One of my biggest challenges as a résumé writer is word economy.
Working mostly with executives and senior professionals, I struggle to tell a 20-30 year story on 2-3 pages. And that's with half of the first page dedicated to a person's 10,000-foot professional brand.
Somewhere along the way, I realized that I could consistently draw on a simple trick to save space.
In short, any time you run into the word "of," see if you can flip the words on either side of "of" while keeping the original meaning intact.

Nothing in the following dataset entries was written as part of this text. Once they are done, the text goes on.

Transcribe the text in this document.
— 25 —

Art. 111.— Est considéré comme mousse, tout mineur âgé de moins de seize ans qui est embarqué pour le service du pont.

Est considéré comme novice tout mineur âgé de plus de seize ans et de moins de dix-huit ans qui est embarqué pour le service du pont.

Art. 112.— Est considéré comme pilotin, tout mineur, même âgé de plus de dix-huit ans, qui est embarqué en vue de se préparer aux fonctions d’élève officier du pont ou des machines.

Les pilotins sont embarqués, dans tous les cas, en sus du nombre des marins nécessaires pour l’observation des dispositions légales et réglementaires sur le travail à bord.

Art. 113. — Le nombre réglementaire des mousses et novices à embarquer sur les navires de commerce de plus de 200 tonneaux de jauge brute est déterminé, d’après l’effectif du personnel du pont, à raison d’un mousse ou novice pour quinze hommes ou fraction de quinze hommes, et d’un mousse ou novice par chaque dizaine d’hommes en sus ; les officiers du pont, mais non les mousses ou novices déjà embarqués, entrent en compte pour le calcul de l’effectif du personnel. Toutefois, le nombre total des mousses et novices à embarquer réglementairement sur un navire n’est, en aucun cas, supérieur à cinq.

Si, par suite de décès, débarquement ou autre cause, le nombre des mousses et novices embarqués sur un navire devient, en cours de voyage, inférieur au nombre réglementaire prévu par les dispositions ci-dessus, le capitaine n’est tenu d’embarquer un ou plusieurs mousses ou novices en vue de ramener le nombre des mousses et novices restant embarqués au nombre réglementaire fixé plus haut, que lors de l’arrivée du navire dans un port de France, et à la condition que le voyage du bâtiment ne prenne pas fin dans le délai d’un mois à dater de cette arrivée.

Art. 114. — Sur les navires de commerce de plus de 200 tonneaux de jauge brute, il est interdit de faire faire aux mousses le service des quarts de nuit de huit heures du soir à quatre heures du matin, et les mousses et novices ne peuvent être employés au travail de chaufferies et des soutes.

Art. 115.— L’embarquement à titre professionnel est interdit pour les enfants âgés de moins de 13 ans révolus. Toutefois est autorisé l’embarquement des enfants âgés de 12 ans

It won't always work, as you'll see below, but it's worth considering every time you see the word "of" in your writing.
Examples that work:
SOLID: Economy of words
BETTER: Word economy
SOLID: Development of a new category
BETTER: New category development
SOLID: Managed an organization of 430 people
BETTER: Managed a 430-person organization
SOLID: Cash flow analysis of our clients
BETTER: Clients' cash flow analysis
SOLID: Levels of responsibility and reporting
BETTER: Responsibility and reporting levels
SOLID: Multiple rounds of layoffs
BETTER: Multiple layoff rounds
SOLID: Acquisition of U.S. Bank & Trust
BETTER: U.S. Bank & Trust acquisition
Examples that don't work:
YES: United States of America
NO: American United States
YES: Library of Congress
NO: Congress Library
YES: Economy of scale
NO: Scale economy
As I noodled on a title for this post, I thought about flipping the last part. This means "Add This to Your Bag of Tricks" would become "Add This to Your Trick Bag."
Alas, that's another example of a flip that doesn't quite work.
Tighter sentences for everyone! P.S. Where else but this post could I have used a picture of a jet ski mid-flip?